Infantile Revolutionary Defeatism

On the eve of the Great War that would lead to over 22 million avoidable deaths, Lenin called the defeat of Russian Tsarism the lesser of two evils, but urged his German and Austro-Hungarian comrades to oppose their Kaisers with the same vigour. This later came to be known in both socialist and anarchist circles as revolutionary defeatism, a concept later repudiated by the Soviet Union under Joseph Stalin in the fight against fascism. The idea is that you do not just refuse to fight for your imperial masters, but you actively welcome their military defeat.

Yet on the eve of the Second World War, many on the radical left from pacificists to communists in the UK, France and Netherlands, opposed the march to war with Nazi Germany. Fresh from his harrowing experiences of communist machinations in the Spanish Civil War, George Orwell broke ranks with infantile left-wing activists and his own opposition to British jingoism by supporting the war effort against Nazi Germany as the only way to defend the liberal enlightenment against the greater danger of a totalitarian descent. It was a tough call at the time for anti-imperialists who remembered the carnage of the Great War only twenty-one years earlier. Many African and Indian opponents of British colonial rule wished for the globe-spanning Empire’s defeat in the two short years between 3rd September 1939 and Operation Barbarossa, when the Nazi invasion of Ukraine led to the July 1941 Anglo-Soviet Agreement, five months before the Pearl Harbour attacks brought the USA into the war. Yet Nazi Germany and Imperial Japan may never have expanded without substantial investment from Anglo-American bankers via JP Morgan and the Bank of England. General Motors had purchased Opel in 1931 and, like Ford, kept its German factories open throughout the war.
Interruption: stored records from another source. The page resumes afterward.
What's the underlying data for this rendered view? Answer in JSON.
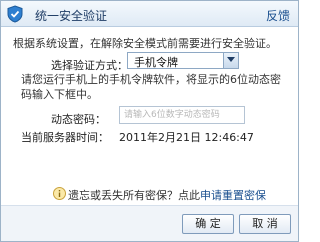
{
  "dialog": {
    "title": "统一安全验证",
    "feedback_link": "反馈"
  },
  "content": {
    "intro": "根据系统设置，在解除安全模式前需要进行安全验证。",
    "method_label": "选择验证方式：",
    "method_selected": "手机令牌",
    "instruction": "请您运行手机上的手机令牌软件，将显示的6位动态密码输入下框中。",
    "code_label": "动态密码：",
    "code_placeholder": "请输入6位数字动态密码",
    "time_label": "当前服务器时间：",
    "time_value": "2011年2月21日 12:46:47"
  },
  "help": {
    "text": "遗忘或丢失所有密保？点此",
    "link": "申请重置密保"
  },
  "buttons": {
    "ok": "确 定",
    "cancel": "取 消"
  },
  "colors": {
    "accent": "#1a4f8f",
    "border": "#9db3c8"
  }
}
Lost in the annals of mid 20th century history is the curious case of George Lansbury, the quaint pacifist leader of the British Labour Party after its resounding 1931 defeat at the ballot box. For three short years, he not only advocated the dissolution of the British Empire but opposed increases in military spending to counter the rise of fascism and national socialism. Mr Lansbury was not alone in wanting to appease rival powers to avert a catastrophic descent into all-out war. David Lloyd George, the prime minister from 1916 to 22, believed Hitler’s government could rebuild Germany as an economic powerhouse and thus counter the rise of communist influence in Central Europe. The National Socialists would never have won over the working classes without promising to redistribute wealth from international bankers to local communities and appealing both to patriotism and family values. Little did the German social conformists of the mid 1930s know that within ten years their dreams of an ecologically friendly and technologically sophisticated 1000-year Reich would lie in tatters with the remainder of a fragmented Germany integrated with the empires of rival superpowers. Key players switched allegiance almost overnight. Consider the case of Adolf Heusinger. He served the Wehrmacht loyally as Chief of the General Staff under Hitler, but later under Adenauer played a key role in the creation of West Germany’s Bundeswehr in 1955 before being appointed as Chair of NATO’s Military Committee.

The winning powers rewrote history to hide their own involvement in the installation of authoritarian regimes in much of Europe and Latin America. Two years after the infamous 1933 enabling act handed executive power to the National Socialist Party, a revised constitution gave Poland’s interwar Sanation movement absolute power too. The ruling classes could only keep up the pretence of multi-party democracy in Scandinavia, France, the Low Countries and British Isles. Of these only Britain, Ireland and Sweden escaped occupation. Britain had a string of National Unity governments from 1929 to 1945. Ever since we have had a Punch and Judy show of successive Labour, Tory and Coalition administrations juggling the balance of power between large corporations and state institutions. It’s hard to imagine any Western government nominally elected into office would have survived long without the full blessing of the corporatocracy. We need only look at the fate of Salvador Allende in Chile or Gough Whitlam in Australia to understand the limits of Western democracy. As long as they placated the masses with better social welfare, big business could tolerate them, but not when they tried to seize control of the means of production or openly obstructed US foreign policy.

Despite all their failings, Western societies retained two things much more precious than electoral consultations, intellectual freedom and bodily autonomy, namely our basic rights to think and breathe as autonomous human beings rather than as zoo animals. The covid scare offered a convenient loophole to override both core human rights for the greater good. However, it is ludicrous to place your trust in other regimes, such as China, with a longer track record of authoritarian overreach. We live in dangerous times. No external power is going to come to save us. NATO may very well lose over Ukraine, but that too may be a mirage ushering in a new post-American era where global Big Tech works hand in glove with regional law enforcement agencies.